There is fiction in the space between
You and reality
You will do and say anything
To make your everyday life
Seem less mundane
There is fiction in the space between
You and me

Le texte intégral figure sur son site, très bien fait, et qui reflète tout à fait la générosité de son auteur (tous les textes et toutes les tablatures sont disponibles, si l'envie vous prend de gratter votre guitare).

Nous sommes donc allés au Zénith hier. Nous avions vu Tracy au Grand Rex lors de la précédente tournée et nous avions passé une excellente soirée. Malheureusement, j'ai été plutôt déçu hier. La voix est toujours aussi magnifique et poignante, la dame est toujours aussi communicative et chaleureuse, hélas le son était mauvais, avec notamment une batterie mixée trop en avant. La musique de Tracy Chapman est un subtil mélange folk-rock teinté de blues et de gospel, elle ne s'accomode pas bien d'un mixage "in your face".  Chose étrange, Tracy semblait aussi avoir perdu la moitié de l'élégant backing band de la tournée précédente. Trois personnes en scène seulement : Tracy, le batteur Quinn et le guitariste Joe Gore (qui passait de temps en temps aux claviers).  L'absence de basse laissait un gros trou dans le son global, que Tracy compensait en jouant plus souvent de la guitare électrique. Or, si elle se débrouille parfaitement à l'accoustique, où son jeu est fin  et mélodique, il faut bien reconnaître que l'électrique n'est pas son fort. On le vit bien avec une version punkoïde de  ... Telling stories, justement, qui n'avait rien de la subtilité de l'original. Du coup, Joe Gore, excellent sur disque et dans la tournée précédente, en était réduit à jouer les lignes de basse sur les cordes graves de sa guitare!

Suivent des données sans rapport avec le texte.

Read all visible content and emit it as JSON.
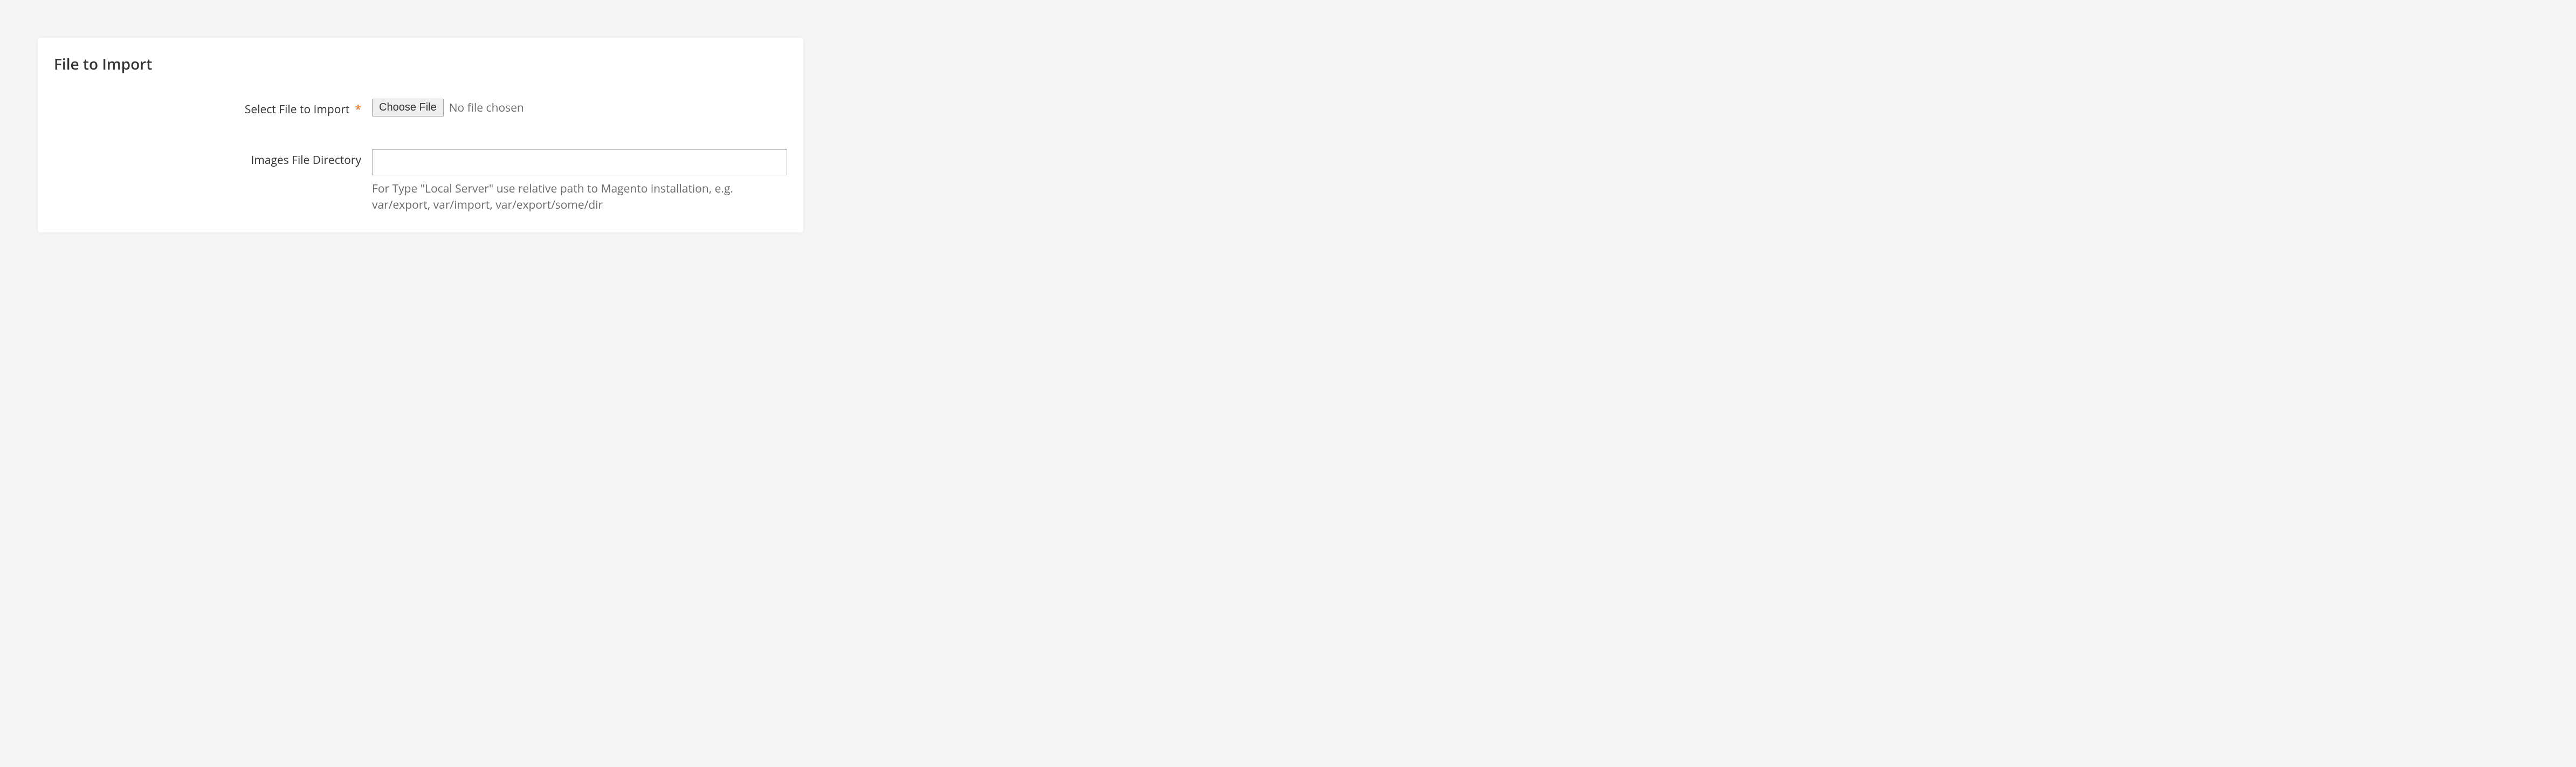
{
  "panel": {
    "title": "File to Import"
  },
  "fields": {
    "selectFile": {
      "label": "Select File to Import",
      "requiredMark": "*",
      "buttonLabel": "Choose File",
      "statusText": "No file chosen"
    },
    "imagesDir": {
      "label": "Images File Directory",
      "value": "",
      "hint": "For Type \"Local Server\" use relative path to Magento installation, e.g. var/export, var/import, var/export/some/dir"
    }
  }
}
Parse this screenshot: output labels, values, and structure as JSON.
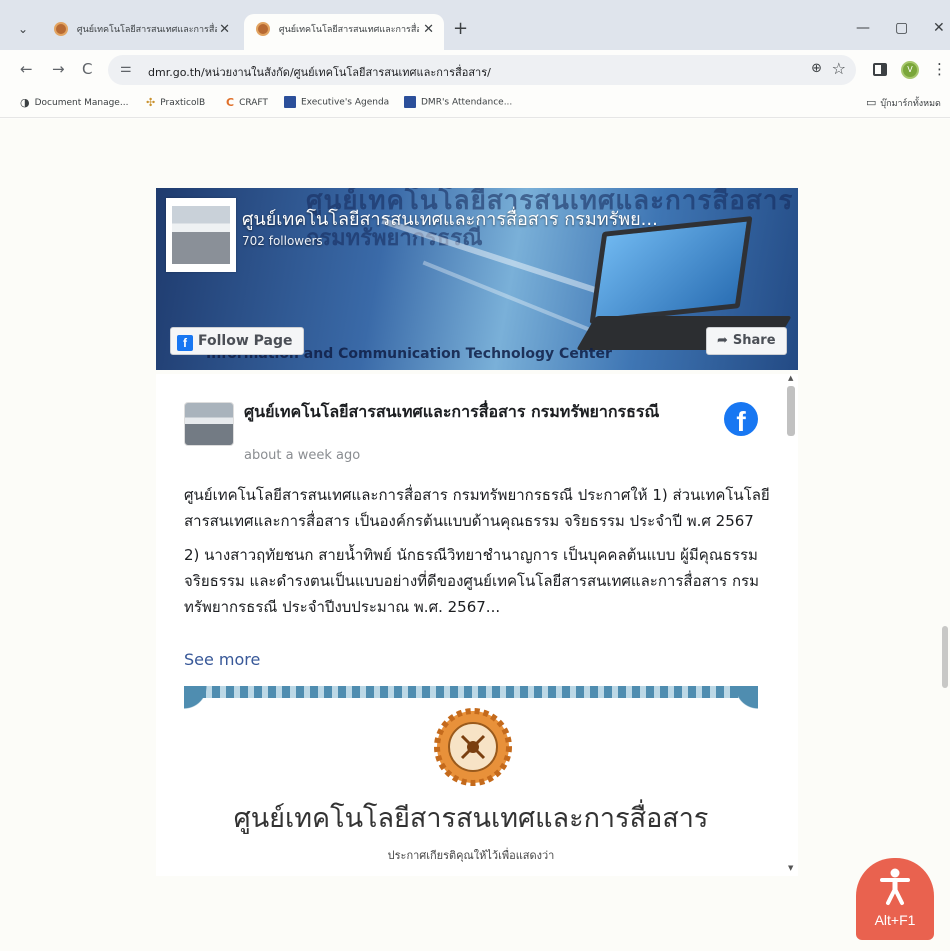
{
  "browser": {
    "tabs": [
      {
        "title": "ศูนย์เทคโนโลยีสารสนเทศและการสื่อ",
        "active": false
      },
      {
        "title": "ศูนย์เทคโนโลยีสารสนเทศและการสื่อ",
        "active": true
      }
    ],
    "new_tab_icon": "+",
    "url": "dmr.go.th/หน่วยงานในสังกัด/ศูนย์เทคโนโลยีสารสนเทศและการสื่อสาร/",
    "profile_initial": "V",
    "bookmarks": [
      {
        "label": "Document Manage...",
        "icon": "doc-icon"
      },
      {
        "label": "PraxticolB",
        "icon": "praxticol-icon"
      },
      {
        "label": "CRAFT",
        "icon": "craft-icon"
      },
      {
        "label": "Executive's Agenda",
        "icon": "agenda-icon"
      },
      {
        "label": "DMR's Attendance...",
        "icon": "attendance-icon"
      }
    ],
    "bookmark_folder": "บุ๊กมาร์กทั้งหมด"
  },
  "fb_plugin": {
    "page_name": "ศูนย์เทคโนโลยีสารสนเทศและการสื่อสาร กรมทรัพย...",
    "followers": "702 followers",
    "follow_label": "Follow Page",
    "share_label": "Share",
    "cover_text_1": "ศูนย์เทคโนโลยีสารสนเทศและการสื่อสาร",
    "cover_text_2": "กรมทรัพยากรธรณี",
    "cover_text_3": "Information and Communication Technology Center",
    "post": {
      "author": "ศูนย์เทคโนโลยีสารสนเทศและการสื่อสาร กรมทรัพยากรธรณี",
      "time": "about a week ago",
      "paragraph_1": "ศูนย์เทคโนโลยีสารสนเทศและการสื่อสาร กรมทรัพยากรธรณี ประกาศให้ 1) ส่วนเทคโนโลยีสารสนเทศและการสื่อสาร เป็นองค์กรต้นแบบด้านคุณธรรม จริยธรรม ประจำปี พ.ศ 2567",
      "paragraph_2": "2) นางสาวฤทัยชนก สายน้ำทิพย์ นักธรณีวิทยาชำนาญการ เป็นบุคคลต้นแบบ ผู้มีคุณธรรม จริยธรรม และดำรงตนเป็นแบบอย่างที่ดีของศูนย์เทคโนโลยีสารสนเทศและการสื่อสาร กรมทรัพยากรธรณี ประจำปีงบประมาณ พ.ศ. 2567...",
      "see_more": "See more",
      "image_title": "ศูนย์เทคโนโลยีสารสนเทศและการสื่อสาร",
      "image_subtitle": "ประกาศเกียรติคุณให้ไว้เพื่อแสดงว่า"
    }
  },
  "accessibility_button": {
    "label": "Alt+F1"
  },
  "colors": {
    "facebook_blue": "#1877f2",
    "link": "#385898",
    "fab": "#e9624f"
  }
}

Bref, une soirée couci-couça, d'où émerge toujours cette voix superbe, peut-être un peu perdue dans  une salle de la taille du Zénith. Nous n'avons pu avoir de places pour les concerts précédents à l'Olympia, peut-être la musique de Tracy s'accomode-t-elle mieux de tels endroits, plus intimistes.

En rentrant, j'avais encore Telling stories en tête. Se raconter des histoires, c'est peut-être le plus beau moyen qu'ont trouvé les humains pour vivre avec une réalité qui les blesse trop souvent. Une belle histoire pour avoir moins mal et pour rêver, et faire rêver.